At around 90 miles I was steeling myself for a short, sharp and busy hill when I got overtaken by a young lady on a sit-up bike who just sailed past me, closely followed by another young lady on a regular road bike. I caught up with them on the flat and, yes, the first was on an electric bike. I had another 30 miles or more to go so the motor was an interesting idea!

I had wanted to do more than the 120+ miles, but I’d already been out more than 8 hours so kept to plan and didn’t extend the ride.







Pedal Revolution Rallyé – Old Buckenham – 126 Miles 26th July

A brilliant day – and this type of sportive suits me quite well. I chose my route to go down to the seaside (Southwold), then over a footbridge to Walberswick to the Black Dog Deli (well worth it). Saw some other Rallye riders on the way – they must have thought I was going the wrong way!

Then headed back towards the Event Village where I met some friends. Everyone here suitably keeping a safe distance. Wanted to make this a 200Km ride so rode on rather than take the quicker route home.

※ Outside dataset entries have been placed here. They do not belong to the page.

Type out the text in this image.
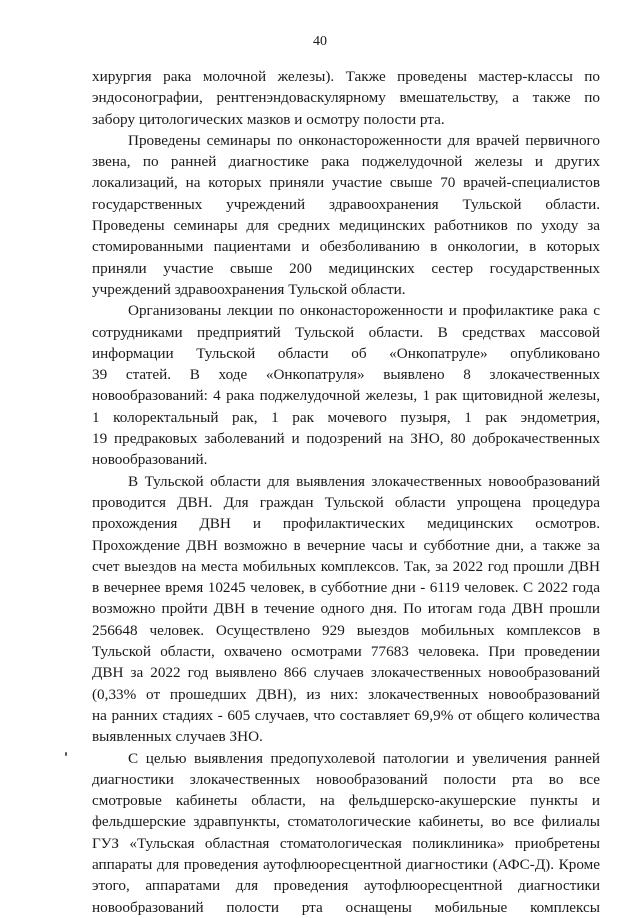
40
хирургия рака молочной железы). Также проведены мастер-классы по
эндосонографии, рентгенэндоваскулярному вмешательству, а также по
забору цитологических мазков и осмотру полости рта.
Проведены семинары по онконастороженности для врачей первичного
звена, по ранней диагностике рака поджелудочной железы и других
локализаций, на которых приняли участие свыше 70 врачей-специалистов
государственных учреждений здравоохранения Тульской области.
Проведены семинары для средних медицинских работников по уходу за
стомированными пациентами и обезболиванию в онкологии, в которых
приняли участие свыше 200 медицинских сестер государственных
учреждений здравоохранения Тульской области.
Организованы лекции по онконастороженности и профилактике рака с
сотрудниками предприятий Тульской области. В средствах массовой
информации Тульской области об «Онкопатруле» опубликовано
39 статей. В ходе «Онкопатруля» выявлено 8 злокачественных
новообразований: 4 рака поджелудочной железы, 1 рак щитовидной железы,
1 колоректальный рак, 1 рак мочевого пузыря, 1 рак эндометрия,
19 предраковых заболеваний и подозрений на ЗНО, 80 доброкачественных
новообразований.
В Тульской области для выявления злокачественных новообразований
проводится ДВН. Для граждан Тульской области упрощена процедура
прохождения ДВН и профилактических медицинских осмотров.
Прохождение ДВН возможно в вечерние часы и субботние дни, а также за
счет выездов на места мобильных комплексов. Так, за 2022 год прошли ДВН
в вечернее время 10245 человек, в субботние дни - 6119 человек. С 2022 года
возможно пройти ДВН в течение одного дня. По итогам года ДВН прошли
256648 человек. Осуществлено 929 выездов мобильных комплексов в
Тульской области, охвачено осмотрами 77683 человека. При проведении
ДВН за 2022 год выявлено 866 случаев злокачественных новообразований
(0,33% от прошедших ДВН), из них: злокачественных новообразований
на ранних стадиях - 605 случаев, что составляет 69,9% от общего количества
выявленных случаев ЗНО.
С целью выявления предопухолевой патологии и увеличения ранней
диагностики злокачественных новообразований полости рта во все
смотровые кабинеты области, на фельдшерско-акушерские пункты и
фельдшерские здравпункты, стоматологические кабинеты, во все филиалы
ГУЗ «Тульская областная стоматологическая поликлиника» приобретены
аппараты для проведения аутофлюоресцентной диагностики (АФС-Д). Кроме
этого, аппаратами для проведения аутофлюоресцентной диагностики
новообразований полости рта оснащены мобильные комплексы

Friday-Saturday, 15-16 May 2020

This weekend was to have been a two day, 2×100 mile sportive, Tour de Broads Spring Double, one of my big challenges for the year – it’s nearly 50 years since I last rode two big rides back to back, though what sticks in my mind the most is the 12hour time trial I rode then (213 miles = 6th place).

In this time of lockdown the event is, of course, cancelled, but, for me, the challenge of multi day riding remains – I simply have no idea how my legs and I will respond to a second day’s riding and I want to find out – so I’m now riding a solo, private Tour de South Norfolk on 15-16th May. There is also the challenge of finding food and more especially water, so I’m only aiming for 2 x 100 KM rides, over local routes I know well and with short cuts and shops mapped if need be.

There was to have been a second event in August – Tour de Broads Summer Double – by then I should know how my legs will cope and, hopefully, I can plan food stops a bit better – so the target is the 2 x 100 miles for then.



Well, that went quite well. Legs on Day 2 seemed fine though the choice of some small, gravelly lanes from Winfarthing to Hapton was unwise – would have been better to stick to the Turnpike (but that can feel boring as I use it often). That, and the hills towards the end (deliberate choice) seemed to knock the average speed down (15.0 vs 15.6 on Day 1).

Yes, will aim to ramp up to 2×100 miles by August!